Headlines:
Online Resources Revenue Up 42%
The Internet banking software vendor Online Resources Corp. of Chantilly, Va., beat its second-quarter earnings projection, citing growth in online bill-payment volume and several new customers.
"We had a strong quarter," said Matthew P. Lawlor, Online Resources' chairman and chief executive, during a conference call with analysts Wednesday. "We exceeded our guidance as bill-pay adoption continued to grow robustly."
Revenue of $14.3 million was up 42% from the same period last year. Net income of $1.8 million was up 48%. Per-share earnings of 7 cents topped the company's forecast by a penny and the year-earlier figure by 2 cents, or 17%. Chief financial officer Catherine Graham said a secondary offering completed in April of 4.4 million shares was the main reason for the lag behind net-income growth.
The company also increased its guidance for the current quarter and the year.
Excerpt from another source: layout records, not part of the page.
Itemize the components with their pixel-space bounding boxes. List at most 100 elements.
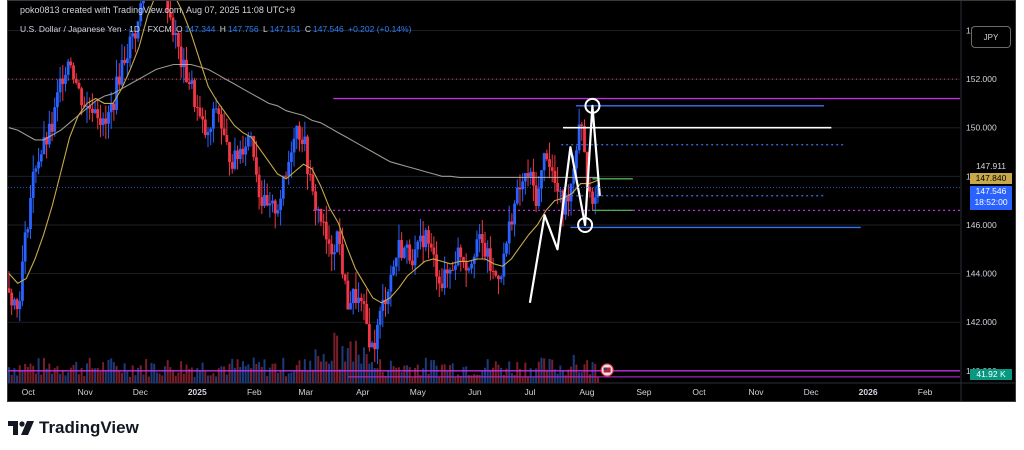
time-axis-label: Dec (133, 387, 149, 397)
volume-bar (153, 363, 156, 383)
volume-bar (180, 361, 183, 383)
candle-body (472, 256, 476, 264)
last-price-value: 147.546 (975, 186, 1007, 196)
candle-body (419, 235, 422, 242)
time-axis-label: Dec (804, 387, 820, 397)
candle-body (45, 137, 49, 145)
candle-body (540, 170, 543, 189)
candle-body (513, 203, 516, 225)
candle-body (209, 128, 213, 132)
candle-body (206, 131, 210, 136)
candle-body (195, 106, 199, 108)
volume-bar (123, 363, 126, 383)
candle-body (298, 125, 301, 140)
volume-bar (368, 363, 371, 383)
candle-body (521, 181, 525, 190)
open-label: O (176, 24, 183, 34)
candle-body (545, 153, 549, 160)
candle-body (580, 124, 584, 127)
time-axis-label: May (410, 387, 427, 397)
volume-bar (266, 375, 269, 383)
candle-body (435, 254, 438, 277)
volume-bar (83, 376, 86, 383)
volume-bar (349, 341, 352, 383)
time-axis-label: Feb (918, 387, 933, 397)
candle-body (69, 61, 73, 66)
candle-body (389, 274, 393, 292)
volume-bar (177, 372, 180, 383)
volume-bar (131, 365, 134, 383)
volume-bar (104, 371, 107, 383)
chart-pane[interactable]: 154.000152.000150.000148.000146.000144.0… (7, 0, 1016, 402)
low-label: L (263, 24, 268, 34)
volume-bar (527, 376, 530, 383)
candle-body (190, 80, 194, 85)
candle-body (257, 174, 261, 198)
volume-bar (290, 372, 293, 383)
volume-bar (567, 369, 570, 383)
candle-body (222, 128, 226, 136)
currency-button[interactable]: JPY (971, 26, 1011, 48)
time-axis-label: Aug (579, 387, 594, 397)
volume-bar (352, 361, 355, 383)
candle-body (12, 299, 16, 306)
volume-bar (516, 361, 519, 383)
candle-body (295, 125, 299, 139)
candle-body (537, 188, 541, 206)
volume-bar (99, 371, 102, 383)
volume-bar (341, 346, 344, 383)
candle-body (440, 283, 444, 289)
candle-body (217, 108, 221, 115)
volume-bar (451, 363, 454, 383)
volume-bar (475, 374, 478, 383)
volume-bar (241, 361, 244, 383)
volume-bar (596, 376, 599, 383)
volume-bar (462, 367, 465, 383)
volume-bar (580, 372, 583, 383)
time-axis-label: Sep (636, 387, 651, 397)
candle-body (244, 146, 248, 155)
candle-body (56, 92, 59, 108)
candle-body (133, 33, 137, 39)
volume-bar (139, 365, 142, 383)
candle-body (335, 231, 339, 253)
symbol-legend[interactable]: U.S. Dollar / Japanese Yen · 1D · FXCM O… (20, 24, 413, 34)
candle-body (303, 136, 307, 144)
candle-body (532, 171, 535, 186)
candle-body (507, 221, 511, 244)
price-chart[interactable]: 154.000152.000150.000148.000146.000144.0… (8, 1, 1016, 402)
price-tick-label: 150.000 (966, 123, 997, 133)
change-value: +0.202 (+0.14%) (348, 24, 412, 34)
candle-body (427, 230, 430, 244)
tradingview-logo[interactable]: TradingView (8, 418, 139, 438)
candle-body (211, 108, 215, 129)
volume-bar (381, 372, 384, 383)
volume-bar (406, 365, 409, 383)
candle-body (93, 109, 97, 113)
candle-body (47, 123, 51, 145)
candle-body (475, 239, 479, 257)
volume-bar (521, 376, 524, 383)
candle-body (402, 247, 406, 258)
volume-bar (362, 347, 365, 383)
candle-body (316, 208, 320, 211)
volume-bar (134, 375, 137, 383)
candle-body (37, 161, 40, 169)
price-tick-label: 152.000 (966, 74, 997, 84)
candle-body (171, 17, 175, 36)
candle-body (107, 112, 110, 124)
candle-body (341, 244, 344, 275)
volume-bar (373, 368, 376, 383)
volume-bar (325, 361, 328, 383)
candle-body (376, 324, 379, 350)
candle-body (23, 232, 27, 262)
candle-body (311, 174, 315, 192)
volume-bar (201, 362, 204, 383)
price-tag-ma: 147.840 (970, 173, 1012, 184)
volume-bar (397, 367, 400, 383)
candle-body (327, 239, 331, 244)
candle-body (39, 154, 43, 162)
volume-bar (338, 369, 341, 383)
volume-bar (384, 375, 387, 383)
For the quarter, it said, it expects revenue of $15 million and net income of $2.4 million to $2.8 million. For the year it predicted revenue of $60 million to $61 million and net income of $9.4 million to $10.3 million.
But Ms. Graham said that because of dilution, expectations of per-share earnings are unchanged: 8 to 10 cents for the current quarter, and 36 to 39 cents for the year. Furthermore, "it will not be easy to achieve our 2005 EPS target," she said.
Online Resources signed 32 new banking customers in the second quarter. Half of those deals were conversions from other vendors and therefore brought in an established base of online banking customers, president and chief operating officer Raymond T. Crosier noted during the conference call.
In the fourth quarter only 15% of new customers were conversions, Mr. Crosier said. "That's a nice trend," he said.
Caribbean Purchase Gives Lift to Certegy
The transaction processor Certegy Inc. of St. Petersburg, Fla., said new customers for its card processing unit and an acquisition that extended its reach in the Caribbean helped drive second-quarter earnings higher.
Revenue of $276 million was up 8% from a year earlier. Net income from continuing operations rose 19%, to $25.3 million.
Per-share earnings totaled 75 cents. For the year Certegy is predicting $1.83 to $1.86.
The company also reported an after-tax gain of $27.3 million from selling its merchant acquiring business during the quarter to Nova Information Systems Inc., the merchant processing division of U.S. Bancorp.
Certegy's card services unit increased revenue 13.2%, to $164.1 million. The company credited a 30.6% rise in the unit's international revenue partly to the 2004 acquisition of Caribbean CariCard Services Inc., which helped win new customers.
Revenue of the check services unit inched up only 1.1%, to $111.9 million, and Certegy said its check guarantee volume declined because of lower retail sales and growth in consumers' use of payment cards.
Gregory W. Smith, an analyst for Merrill Lynch Global Securities, wrote that though the check service gains were meager, the unit fared well against its main rival First Data Corp.'s TeleCheck Services Inc.
"Last week First Data reported that its TeleCheck subsidiary continues to struggle with revenues down 10% year over year," Mr. Smith wrote in a research note. "We attribute this largely to Certegy taking business."
Lee A. Kennedy, Certegy's chairman and chief executive, said Thursday during a conference call with analysts that his company has focused on winning check authorization customers nationwide, while TeleCheck has focused on the regional level.
Under its deal with Nova, he said, Certegy will be able to use Nova's client base to reach more potential regional customers. The deal "is going to enable us to get into that regional base cost-effectively."